The "wiser course" endorsed by the Supreme Court in Segura is precisely what the officers in this case followed. Officers took the people on the steps and porch into custody, then performed a safety sweep of the House to check for other people. The security sweep lasted only five or so minutes and the officers exited immediately thereafter and set up a "stakeout" until the search warrant was obtained. Such a protective sweep was entirely justified, incident to the arrest of Anthony Terry, Daniel Carter, William Denson and others, for officer safety and to prevent the potential destruction of evidence by anyone who may have remained in the House. Maryland v. Buie, 494 U.S. 325 (1990); United States v. Foley, 218 Fed. Appx. 139, 144 (3d Cir. 2007) (non-precedential) (citations omitted). The protective sweep of the Denson House was limited to areas in which a person could hide and lasted only five minutes or so. From their year-long investigation, the officers had probable cause to believe that a drug conspiracy was being carried on in and around the Denson House and that evidence of that conspiracy would most probably be found therein. In summary, the officers' initial entry into the House to conduct a protective sweep, and their subsequent seizure and "stakeout" of the outside of the Denson House while waiting for a search warrant to be obtained was reasonable and did not violate Denson's Fourth Amendment rights.

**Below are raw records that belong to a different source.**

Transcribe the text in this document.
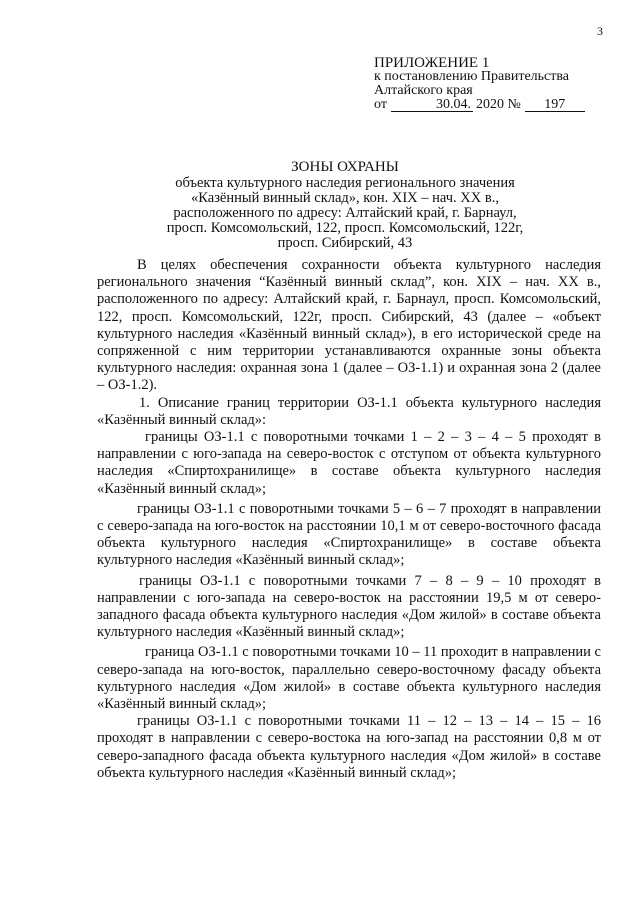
3
ПРИЛОЖЕНИЕ 1
к постановлению Правительства
Алтайского края
от	30.04. 2020
№	197
ЗОНЫ ОХРАНЫ
объекта культурного наследия регионального значения
«Казённый винный склад», кон. XIX – нач. XX в.,
расположенного по адресу: Алтайский край, г. Барнаул,
просп. Комсомольский, 122, просп. Комсомольский, 122г,
просп. Сибирский, 43

В целях обеспечения сохранности объекта культурного наследия регионального значения “Казённый винный склад”, кон. XIX – нач. XX в., расположенного по адресу: Алтайский край, г. Барнаул, просп. Комсомольский, 122, просп. Комсомольский, 122г, просп. Сибирский, 43 (далее – «объект культурного наследия «Казённый винный склад»), в его исторической среде на сопряженной с ним территории устанавливаются охранные зоны объекта культурного наследия: охранная зона 1 (далее – ОЗ-1.1) и охранная зона 2 (далее – ОЗ-1.2).

1. Описание границ территории ОЗ-1.1 объекта культурного наследия «Казённый винный склад»:

границы ОЗ-1.1 с поворотными точками 1 – 2 – 3 – 4 – 5 проходят в направлении с юго-запада на северо-восток с отступом от объекта культурного наследия «Спиртохранилище» в составе объекта культурного наследия «Казённый винный склад»;

границы ОЗ-1.1 с поворотными точками 5 – 6 – 7 проходят в направлении с северо-запада на юго-восток на расстоянии 10,1 м от северо-восточного фасада объекта культурного наследия «Спиртохранилище» в составе объекта культурного наследия «Казённый винный склад»;

границы ОЗ-1.1 с поворотными точками 7 – 8 – 9 – 10 проходят в направлении с юго-запада на северо-восток на расстоянии 19,5 м от северо-западного фасада объекта культурного наследия «Дом жилой» в составе объекта культурного наследия «Казённый винный склад»;

граница ОЗ-1.1 с поворотными точками 10 – 11 проходит в направлении с северо-запада на юго-восток, параллельно северо-восточному фасаду объекта культурного наследия «Дом жилой» в составе объекта культурного наследия «Казённый винный склад»;

границы ОЗ-1.1 с поворотными точками 11 – 12 – 13 – 14 – 15 – 16 проходят в направлении с северо-востока на юго-запад на расстоянии 0,8 м от северо-западного фасада объекта культурного наследия «Дом жилой» в составе объекта культурного наследия «Казённый винный склад»;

Even assuming, arguendo, that the initial entry was improper, the Court would decline to suppress the evidence obtained pursuant to the search warrant under the "independent source/inevitable discovery" doctrine. The Supreme Court has held that where "the prosecution can establish by a preponderance of the evidence that the information ultimately or inevitably would have been discovered by lawful means ... then the deterrence rationale [of the exclusionary rule] has so little basis that the evidence should be received." See Nix v. Williams, 467 U.S. 431, 444 (1984). The government can meet its burden by showing "that the police, following routine procedures, would inevitably have uncovered the evidence." United States v. Vasquez De Reyes, 149 F.3d 192, 195 (3d Cir.1998). Under the facts and circumstances of this case, the police would have inevitably obtained the items from inside 817 Estella Avenue by lawful means. The affidavit in support of the application for a search warrant was not derived from and did not refer to any information obtained during the security sweep entry into the House. Segura, 468 U.S. at 814. To the contrary, the affidavit recounted the substantial information obtained during the year-long wire-tap investigation of the alleged drug conspiracy. The affidavit also recited the custodial statements of Anthony Terry on September 18, 2008 that the conspirators were in the process of receiving a multi-kilogram shipment of cocaine and that "a large quantity of money currently is located inside 817 Estella Avenue." United States Magistrate Judge Lenihan had probable cause to issue the search warrant and the officers reasonably relied upon that warrant in conducting the search of 817 Estella Avenue during the evening hours of September 18, 2008. Accordingly, Defendant's motion to suppress evidence will be DENIED.

An appropriate Order follows.

ORDER OF COURT

AND NOW this 7th day of October, 2010, in accordance with the foregoing Memorandum Findings of Fact and Conclusions of Law, it is hereby ORDERED, ADJUDGED and DECREED that Defendant Jamill Denson's MOTION TO SUPPRESS EVIDENCE (Document No. 1236) is DENIED.